Last week, five major publishers and bestselling author Scott Turow filed a lawsuit against Meta and Mark Zuckerberg personally. The allegation? That Zuckerberg himself authorized Meta to torrent hundreds of millions of pirated books to train their AI. If you've ever wondered whether Big Tech actually respects your creative work, here's your answer.
The Scale of the Theft
According to the lawsuit, Meta downloaded over 267 terabytes of pirated material from sites like LibGen. That's many times the size of the entire print collection of the Library of Congress. Hundreds of millions of books, articles, and publications, all torrented from pirate websites that Meta's own employees acknowledged were illegal. The plaintiffs called this "one of the most massive infringements of copyrighted materials in history." That's not hyperbole. That's the complaint.
They Knew Exactly What They Were Doing
This wasn't an accident or oversight. In December 2023, Meta employees circulated an internal memo describing LibGen as "a dataset we know to be pirated." The memo also noted they would not disclose the use of these datasets. When the question of whether to license content properly came up earlier that year, the decision was escalated to Zuckerberg himself. After that meeting, the licensing efforts stopped. The pirating continued.
Move Fast and Break Things
The lawsuit invokes Meta's famous motto, and it's hard to imagine a more fitting application. This is what "move fast and break things" looks like when applied to the creative work of millions of authors and publishers. It means treating your copyright as an inconvenience to be circumvented in the "AI arms race."
This is the same company that runs Instagram, the platform where millions of visual artists share their work every day. The same company building AI image generators. The same company that wants you to believe they're a partner to creators.
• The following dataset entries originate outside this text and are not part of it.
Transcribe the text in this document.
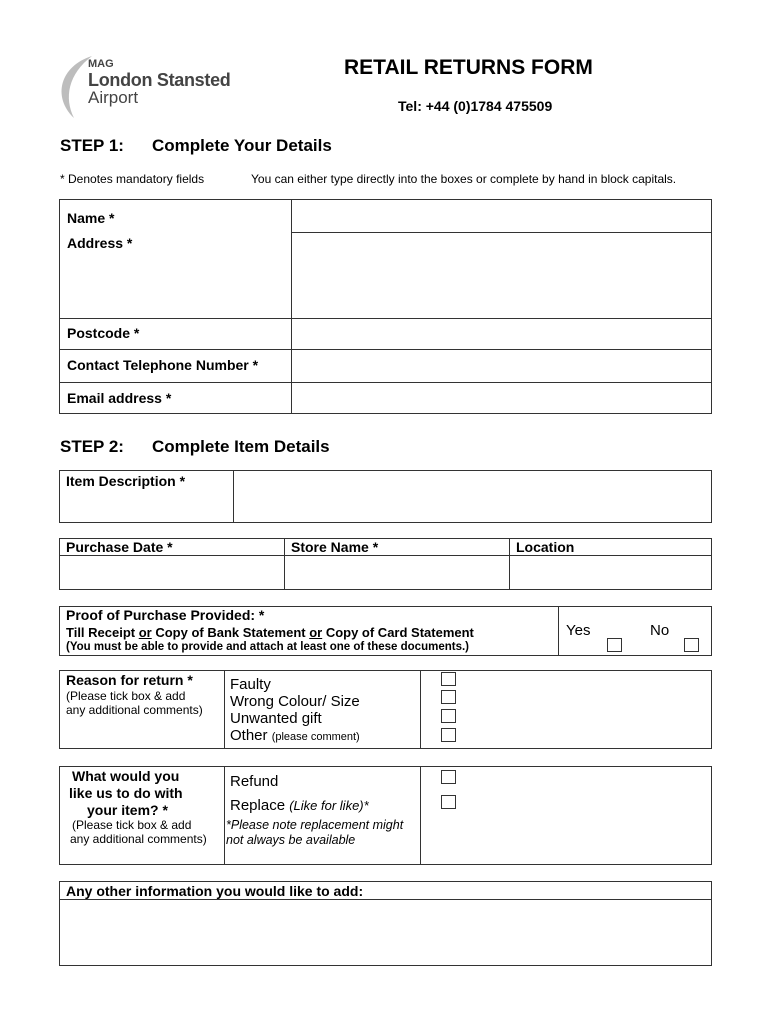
MAG
London Stansted
Airport
RETAIL RETURNS FORM
Tel: +44 (0)1784 475509
STEP 1: Complete Your Details
* Denotes mandatory fields	You can either type directly into the boxes or complete by hand in block capitals.
Name *
Address *
Postcode *
Contact Telephone Number *
Email address *
STEP 2: Complete Item Details
Item Description *
Purchase Date *	Store Name *	Location
Proof of Purchase Provided: *
Till Receipt or Copy of Bank Statement or Copy of Card Statement
(You must be able to provide and attach at least one of these documents.)
Yes	No
Reason for return *
(Please tick box & add
any additional comments)
Faulty
Wrong Colour/ Size
Unwanted gift
Other (please comment)
What would you
like us to do with
your item? *
(Please tick box & add
any additional comments)
Refund
Replace (Like for like)*
*Please note replacement might
not always be available
Any other information you would like to add:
Why This Matters for Visual Artists
The lawsuit focuses on books and publications, but the principle applies to every creator. If Meta is willing to torrent hundreds of millions of copyrighted books from pirate sites while internally acknowledging it's illegal, what makes you think your paintings, photographs, or illustrations are being treated any differently?
Scott Turow and five major publishers have the resources to take this fight to court. Most working artists don't. But this lawsuit matters for all of us, because it will help establish whether companies like Meta can simply take what they want, or whether creators have rights that actually mean something.
I'll be watching this case closely. You should too.
What's your reaction? Does this change how you think about sharing your work on Meta's platforms?
Instagram is one of the main pillars of the Art Storefronts marketing strategy. We all know that our images are stolen from us by AI scrapers every day of the week. But what choice do we have? The only way this might change is if we could convince 10's of millions of people to abandon the platform. Meta will fight this and maybe they'll even lose. It won't matter. Their legal department is one of their budget line items. Maybe in 5 years or so we'll all get a check in the mail for $10 bucks from the settlement.